I wasn’t exactly a movie buff. I am not exactly a classic case of a filmmaker, who at age five started to shoot on Super 8. I never learnt directing, or writing and I am technically completely illiterate.
I lived in New York City for a decade, from 1982 to 1993, before returning to Palestine to teach Film and Media at Birzeit University near Ramallah, in the West Bank. It was in the US that I directed my first two shorts: Introduction to the End of an Argument and Homage by Assassination.
There was a time I didn’t know the way ahead. Then one day, I met this incredible English poet and writer John Berger, who semi-adopted me. He was my mentor. That encounter changed my life, as he got me into reading and learning more. So I started reading in my mid-20s — I had never read a book before.
Also, my friends who were studying in NYU, helped me quite a bit. I would enter their classrooms through the Fire Exit door. I would slip into the hall when the lights would dim, catch film screenings and would slip out of the same exit before the professor would realise. I began watching films.
It started with my fascination with Japanese filmmaker Yasujiro Ozu’s works. I watched Tokyo Story and it was an absolute revelation for me. It gave me confidence that I can make films and that I can see like him.

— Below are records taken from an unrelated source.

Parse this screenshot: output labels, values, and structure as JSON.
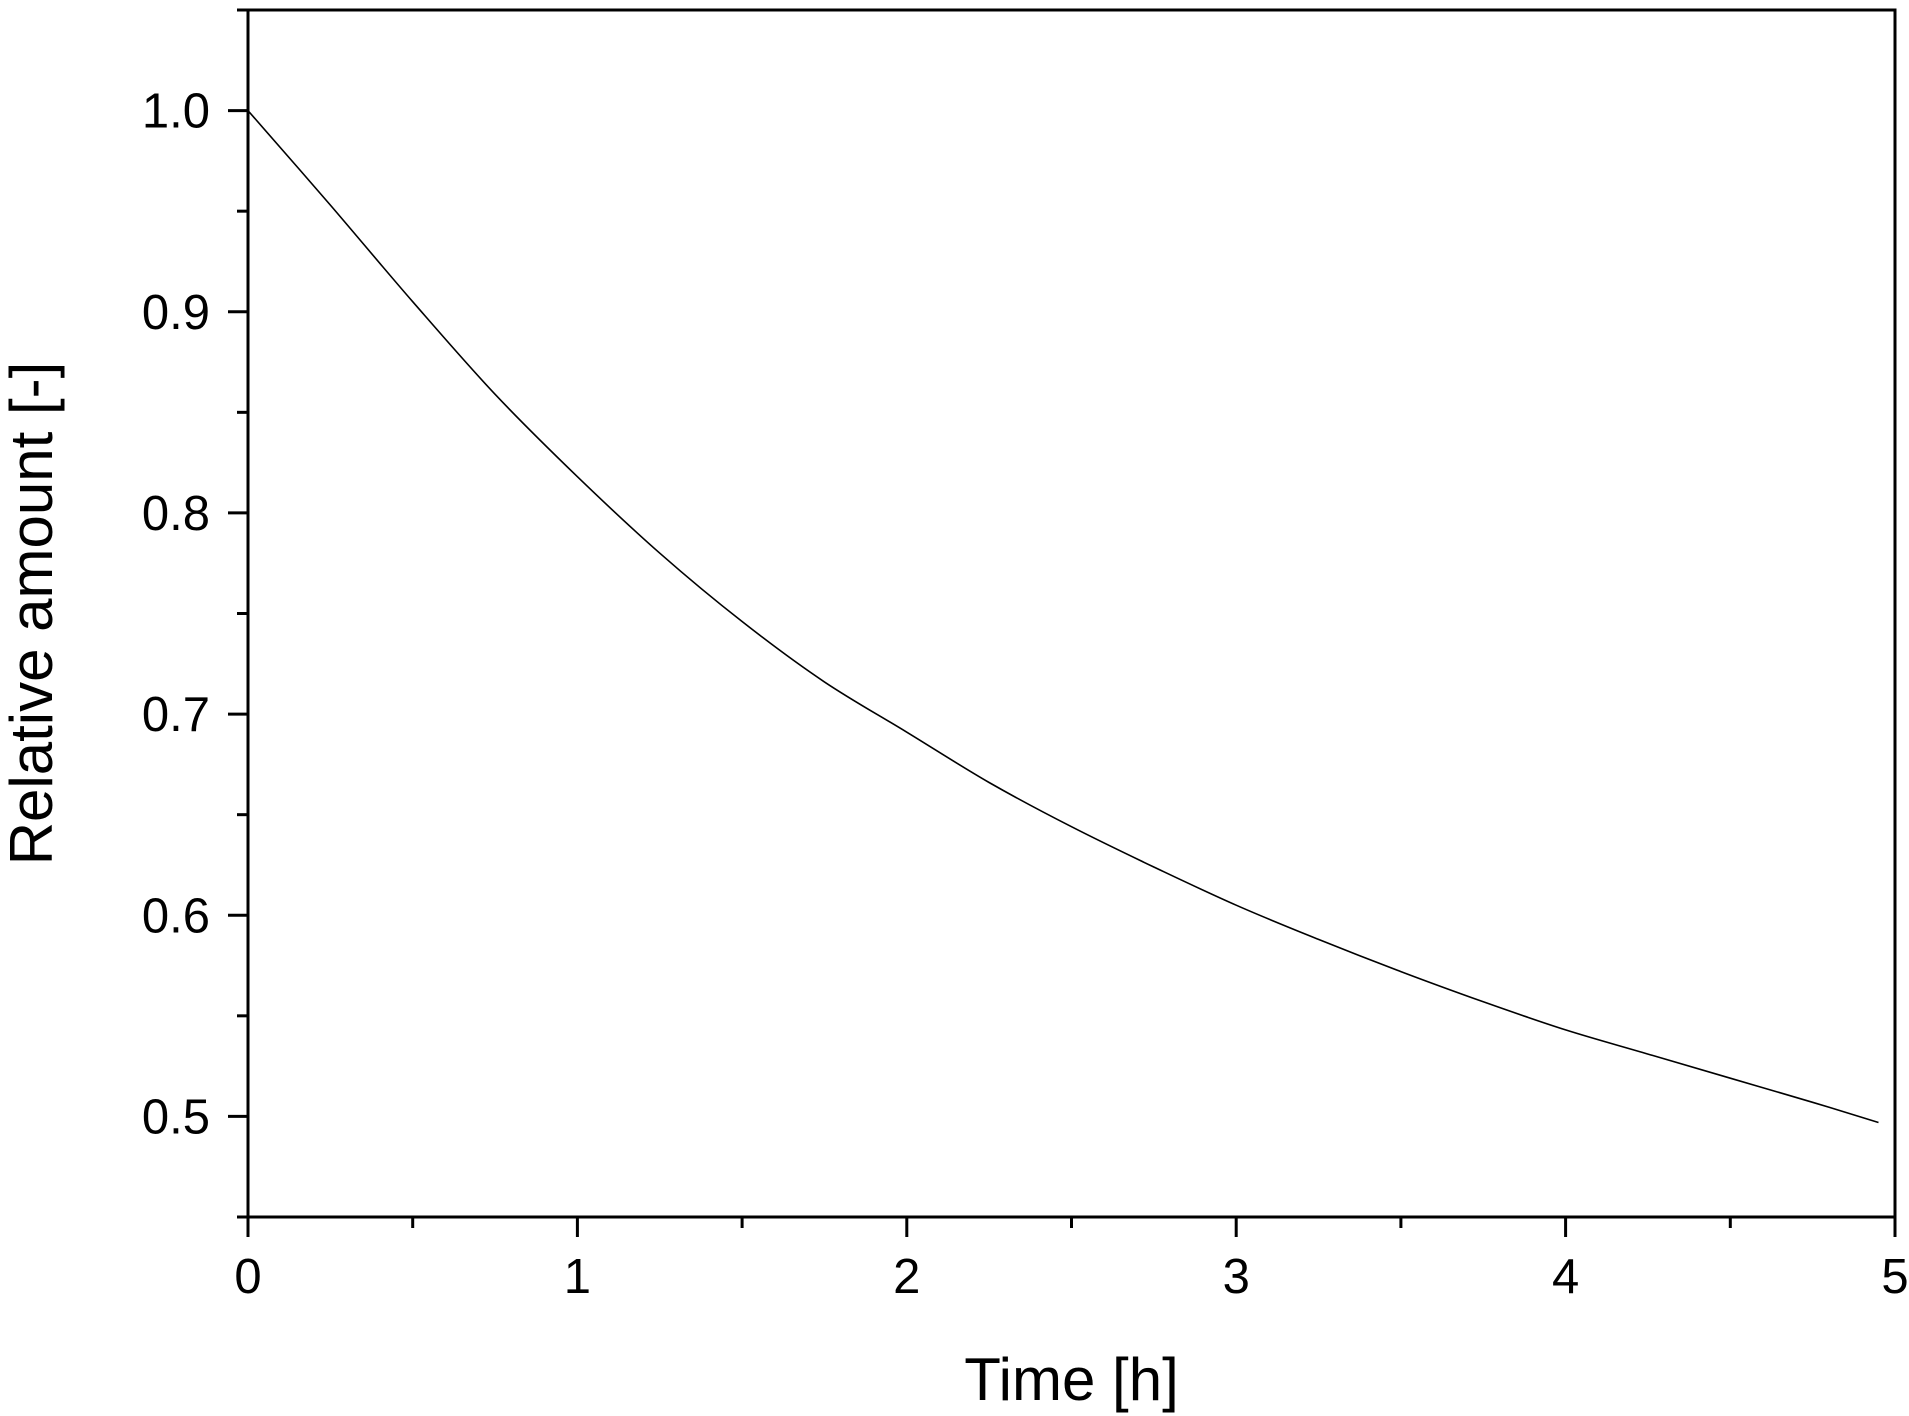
{
  "chart_data": {
    "type": "line",
    "title": "",
    "xlabel": "Time [h]",
    "ylabel": "Relative amount [-]",
    "xlim": [
      0,
      5
    ],
    "ylim": [
      0.45,
      1.05
    ],
    "x_ticks": [
      0,
      1,
      2,
      3,
      4,
      5
    ],
    "x_tick_labels": [
      "0",
      "1",
      "2",
      "3",
      "4",
      "5"
    ],
    "x_minor_step": 0.5,
    "y_ticks": [
      0.5,
      0.6,
      0.7,
      0.8,
      0.9,
      1.0
    ],
    "y_tick_labels": [
      "0.5",
      "0.6",
      "0.7",
      "0.8",
      "0.9",
      "1.0"
    ],
    "y_minor_step": 0.05,
    "grid": false,
    "legend": "none",
    "line_color": "#000000",
    "series": [
      {
        "x": [
          0,
          0.25,
          0.5,
          0.75,
          1.0,
          1.25,
          1.5,
          1.75,
          2.0,
          2.25,
          2.5,
          2.75,
          3.0,
          3.25,
          3.5,
          3.75,
          4.0,
          4.25,
          4.5,
          4.75,
          4.95
        ],
        "y": [
          1.0,
          0.953,
          0.905,
          0.859,
          0.818,
          0.78,
          0.746,
          0.716,
          0.691,
          0.666,
          0.644,
          0.624,
          0.605,
          0.588,
          0.572,
          0.557,
          0.543,
          0.531,
          0.519,
          0.507,
          0.497
        ]
      }
    ]
  }
}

Taiwanese filmmaker Hou Hsiao-hsien, who too admired Ozu’s work, inspired me to see more, learn more.
I don’t like any form of discipline. I can’t put myself into any form of learning experience. I wanted to immerse myself in extremely personal story-telling, and not just me but my parents and friends acting in the film.
Most of the actors in my films are non-actors; my mother, my father, my friends, and a lot of times, people I see passing by in Nazareth. I see something interesting in them and cast them.
I shot three films at my parents’ house. When my father first saw himself on screen, he was absolutely excited. Sometimes, he would also feel free to offer me direction on sets.
As for cinema, I find it to be a form of resistance. I can say that my films are a combination of personal diaries and political stuff. The Time That Remains, for instance, is a family portrait or a social portrait.
That is the most difficult film I have made. The diary of my father makes for the first part of the film. It’s because of my close relationship with my father that I could make this. I heard these stories from my father, who when he would fall sick, I would ask him to write them down.
My father went to prison for being part of the resistance movement. Such an event changes your life.
My space of resistance isn’t limited only to the army of Israel, but to all issues irrespective of gender or race. Israel has done me a favour by making me a citizen of the world, by engaging me with more than one front of resistance. It has made me conscious of the fact that in order to be Palestinian, you have to extend yourself to all nationalities, all races. Thanks to Israel, we don’t have a boundary. I am saying this sarcastically, of course, there’s no thanks. But this is who we are, whether we choose to resist it or be in denial of it.
In life, you have to always somehow take a leap. It’s important; despite all the risk and nerves and fear of failure, I feel you have to always stretch yourself beyond yourself in order to achieve cinematic or any creative moment as an artist. And yes, you also have to un-know what you already knew so as to move ahead.